Le Président fixe son interlocuteur et s’empourpre, un masque de colère commence à durcir ses traits. Jean-Gabriel soutient son regard. Tranquillement. Il se demande s’il n’y est pas allé un peu fort tout de même. Il se dit qu’il va peut-être se faire tarnakiser. Il aime bien ce verbe qu’il vient d’inventer, une petite pensée pour Julien Coupat tandis que le Président reprend ses esprits, esquisse un léger sourire un peu figé au début puis qui se décrispe totalement. Jean-Gabriel sourit à son tour.

-          Vous me bluffez !

-          Écoutez Monsieur le Président, je ne comprends pas qu’on accepte de porter cet engin de torture. J’ai supporté la cravate pendant un an : un supplice. C’était quand je faisais mon service militaire en Polynésie Française.

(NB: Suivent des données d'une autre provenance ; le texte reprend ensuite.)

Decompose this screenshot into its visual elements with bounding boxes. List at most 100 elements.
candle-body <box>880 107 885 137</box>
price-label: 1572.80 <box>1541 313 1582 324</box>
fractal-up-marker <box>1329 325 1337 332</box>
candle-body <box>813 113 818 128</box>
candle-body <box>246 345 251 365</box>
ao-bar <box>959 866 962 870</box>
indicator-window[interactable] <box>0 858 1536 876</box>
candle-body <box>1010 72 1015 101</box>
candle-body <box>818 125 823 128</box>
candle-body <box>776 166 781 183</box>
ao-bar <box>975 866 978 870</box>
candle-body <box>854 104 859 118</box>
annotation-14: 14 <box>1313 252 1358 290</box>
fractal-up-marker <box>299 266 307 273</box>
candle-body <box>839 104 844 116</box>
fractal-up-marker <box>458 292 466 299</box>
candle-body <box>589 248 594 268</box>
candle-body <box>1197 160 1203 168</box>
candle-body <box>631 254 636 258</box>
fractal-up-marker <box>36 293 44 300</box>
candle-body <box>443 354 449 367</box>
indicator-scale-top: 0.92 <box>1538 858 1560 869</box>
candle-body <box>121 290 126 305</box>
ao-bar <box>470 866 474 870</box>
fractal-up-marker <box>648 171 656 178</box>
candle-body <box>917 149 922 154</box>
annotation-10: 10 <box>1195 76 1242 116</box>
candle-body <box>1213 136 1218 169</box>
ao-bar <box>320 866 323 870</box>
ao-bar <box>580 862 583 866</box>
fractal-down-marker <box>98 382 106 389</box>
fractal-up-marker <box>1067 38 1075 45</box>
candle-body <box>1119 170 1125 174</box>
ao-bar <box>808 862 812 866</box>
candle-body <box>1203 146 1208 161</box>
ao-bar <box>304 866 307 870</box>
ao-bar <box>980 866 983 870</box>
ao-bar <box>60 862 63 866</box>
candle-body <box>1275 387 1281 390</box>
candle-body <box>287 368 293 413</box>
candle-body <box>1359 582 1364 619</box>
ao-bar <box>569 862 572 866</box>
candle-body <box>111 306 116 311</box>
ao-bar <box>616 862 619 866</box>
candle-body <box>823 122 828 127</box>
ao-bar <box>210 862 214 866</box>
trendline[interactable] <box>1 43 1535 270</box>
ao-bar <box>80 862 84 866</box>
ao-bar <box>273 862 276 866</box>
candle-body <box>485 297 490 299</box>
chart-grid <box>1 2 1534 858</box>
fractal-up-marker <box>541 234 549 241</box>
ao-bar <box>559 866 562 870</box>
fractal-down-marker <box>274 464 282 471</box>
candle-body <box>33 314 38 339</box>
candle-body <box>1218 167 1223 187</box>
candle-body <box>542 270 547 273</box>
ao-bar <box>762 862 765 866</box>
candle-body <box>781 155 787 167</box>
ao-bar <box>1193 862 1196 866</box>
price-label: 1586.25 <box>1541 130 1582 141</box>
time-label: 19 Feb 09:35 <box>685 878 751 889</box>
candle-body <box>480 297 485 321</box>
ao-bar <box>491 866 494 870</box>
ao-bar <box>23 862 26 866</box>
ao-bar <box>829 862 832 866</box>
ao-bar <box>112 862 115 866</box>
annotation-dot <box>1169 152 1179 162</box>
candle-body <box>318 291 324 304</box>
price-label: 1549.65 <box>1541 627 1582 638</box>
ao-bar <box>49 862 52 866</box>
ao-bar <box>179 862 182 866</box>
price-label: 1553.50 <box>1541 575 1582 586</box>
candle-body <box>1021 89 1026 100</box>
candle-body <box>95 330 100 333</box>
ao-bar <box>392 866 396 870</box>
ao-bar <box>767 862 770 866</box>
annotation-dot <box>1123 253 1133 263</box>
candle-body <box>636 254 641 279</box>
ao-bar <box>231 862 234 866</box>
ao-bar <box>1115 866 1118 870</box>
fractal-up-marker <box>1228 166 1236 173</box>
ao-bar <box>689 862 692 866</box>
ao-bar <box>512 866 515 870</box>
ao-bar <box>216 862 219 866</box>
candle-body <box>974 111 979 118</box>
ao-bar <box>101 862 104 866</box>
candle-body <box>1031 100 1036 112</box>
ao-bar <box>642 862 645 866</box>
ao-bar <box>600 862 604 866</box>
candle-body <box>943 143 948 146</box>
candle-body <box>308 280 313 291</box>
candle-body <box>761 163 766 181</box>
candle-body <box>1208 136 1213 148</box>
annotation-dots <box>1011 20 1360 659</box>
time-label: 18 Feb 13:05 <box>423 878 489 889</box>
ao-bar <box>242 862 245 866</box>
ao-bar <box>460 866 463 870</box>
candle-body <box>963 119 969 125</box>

-          Ah ? J’ai dû sauter ce passage dans votre dossier. J’ai bien vu que vous étiez en délicatesse avec la France…

-          Oui, il y a quelque temps on m’a invité à changer d’air… mais à l’époque j’ai eu à subir le "passage sous les drapeaux", c’était avant que Chirac ne supprime cette connerie.

-          C’est vous qui le dites… Et si vous n’avez pas eu à goûter au plaisir du treillis, que faisiez-vous donc ?

-          Secrétaire dans la marine à Papeete, joli coin mais un peu paumé. J’en ai profité pour apprendre le tahitien et un peu l’hawaïen parce que j’avais un correspondant qui faisait le même job que moi chez les Marine’s, ça nous permettait de tuer le temps en dialoguant par radio dans les langues vernaculaires du secteur. Et vous, Monsieur le Président, avez-vous goûté les joies de la vie militaire ?

-          J’étais élève officier de réserve dans la marine de sa royale Majesté.

-          Chacun ses petits travers !

-          Dites donc Monsieur Pennac ! je vous trouve bien…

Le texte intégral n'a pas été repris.